Bien entendu, aucun système n’est parfait. Les faiblesses du système chinois incluent par exemple le protectionnisme local : les autorités locales sont incitées de manière perverse à protéger leurs entreprises locales afin de leur donner un avantage par rapport aux entreprises d’autres provinces, ce qui se fait finalement au détriment de tout le monde. Une autre faiblesse est la corruption, un problème séculaire en Chine, où les responsables locaux – qui sont extrêmement puissants en raison de la nature du système – décideront que l’obtention d’une promotion n’est pas une incitation suffisante et tenteront de tirer profit de leur position de pouvoir. Réprimer ce phénomène est également une mission clé du gouvernement central et bien sûr l’une des initiatives majeures de Xi depuis son arrivée au pouvoir.
Enfin, une autre faiblesse évidente est évidemment que tout repose en fin de compte sur la sagesse des raisons pour lesquelles le système est mobilisé, sur la sagesse des objectifs plus larges émanant du gouvernement central. S’ils sont mal pensés, c’est effectivement tout un pays qui travaille vers de mauvais objectifs… À ce sujet, on nous dit souvent que ce problème ne se produit pas dans les pays où les objectifs de l’économie sont déterminés de manière plus organique par les « forces invisibles du marché », mais si vous y réfléchissez, cela revient à dire que la « main invisible du marché » équivaut en fait à « ce qui est bon pour les actionnaires » et ce qui est bon pour les actionnaires n’est pas toujours un indicateur parfait de ce qui est bon pour la société, c’est le moins qu’on puisse dire… Par exemple, il est absolument insensé que nous ayons eu 2 ou 3 générations en Occident où les meilleurs et les plus brillants sont allés travailler pour le secteur financier afin de concevoir des projets toujours plus alambiqués pour gagner de l’argent à partir de rien, tout simplement parce que c’est incroyablement rentable de le faire.
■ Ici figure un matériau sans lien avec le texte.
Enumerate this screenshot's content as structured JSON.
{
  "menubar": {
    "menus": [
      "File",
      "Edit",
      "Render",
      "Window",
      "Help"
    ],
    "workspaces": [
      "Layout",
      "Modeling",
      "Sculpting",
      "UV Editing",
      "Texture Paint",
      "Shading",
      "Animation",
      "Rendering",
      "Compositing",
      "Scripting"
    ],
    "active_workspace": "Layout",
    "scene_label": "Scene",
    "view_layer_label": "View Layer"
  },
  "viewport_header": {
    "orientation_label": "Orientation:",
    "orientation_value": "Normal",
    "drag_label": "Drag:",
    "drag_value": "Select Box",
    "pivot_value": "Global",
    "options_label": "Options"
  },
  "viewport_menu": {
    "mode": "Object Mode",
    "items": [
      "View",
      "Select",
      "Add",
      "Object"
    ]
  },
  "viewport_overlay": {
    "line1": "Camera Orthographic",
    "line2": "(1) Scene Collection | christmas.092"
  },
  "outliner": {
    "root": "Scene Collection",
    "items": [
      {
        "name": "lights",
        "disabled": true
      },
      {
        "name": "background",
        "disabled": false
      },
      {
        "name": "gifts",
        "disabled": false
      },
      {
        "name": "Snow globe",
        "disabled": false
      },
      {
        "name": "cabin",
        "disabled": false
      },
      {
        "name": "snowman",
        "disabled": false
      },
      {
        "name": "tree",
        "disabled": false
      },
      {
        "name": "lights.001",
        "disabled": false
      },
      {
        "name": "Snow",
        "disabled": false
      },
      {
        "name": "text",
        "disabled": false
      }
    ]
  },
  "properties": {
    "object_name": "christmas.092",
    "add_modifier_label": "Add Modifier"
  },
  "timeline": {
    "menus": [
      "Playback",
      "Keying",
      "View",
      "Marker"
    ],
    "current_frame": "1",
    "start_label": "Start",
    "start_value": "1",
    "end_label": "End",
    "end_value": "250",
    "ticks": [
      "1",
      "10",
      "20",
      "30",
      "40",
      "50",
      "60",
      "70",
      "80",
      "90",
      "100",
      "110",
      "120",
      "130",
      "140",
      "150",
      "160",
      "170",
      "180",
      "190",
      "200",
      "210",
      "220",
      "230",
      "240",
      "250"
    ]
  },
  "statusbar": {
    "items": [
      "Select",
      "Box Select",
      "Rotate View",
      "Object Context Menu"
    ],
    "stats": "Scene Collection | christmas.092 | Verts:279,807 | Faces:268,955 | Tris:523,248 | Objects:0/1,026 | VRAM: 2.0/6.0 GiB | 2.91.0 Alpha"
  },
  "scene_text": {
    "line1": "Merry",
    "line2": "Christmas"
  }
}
Quiconque regarde cela de manière rationnelle peut voir que ce n’est pas exactement la meilleure utilisation de nos précieuses ressources humaines en tant que société… Donc tout bien considéré, si je devais choisir, je préférerais de loin que nos grands objectifs sociétaux soient fixés par les êtres humains plutôt que par le concept théorique selon lequel « ce qui rapporte le plus d’argent mérite le plus d’attention ». Et il s’avère que le système chinois s’en sort plutôt bien face au capitalisme : les êtres humains ne sont évidemment pas trop mauvais pour décider sur quoi ils devraient travailler s’ils sont réfléchis et stratégiques à ce sujet. »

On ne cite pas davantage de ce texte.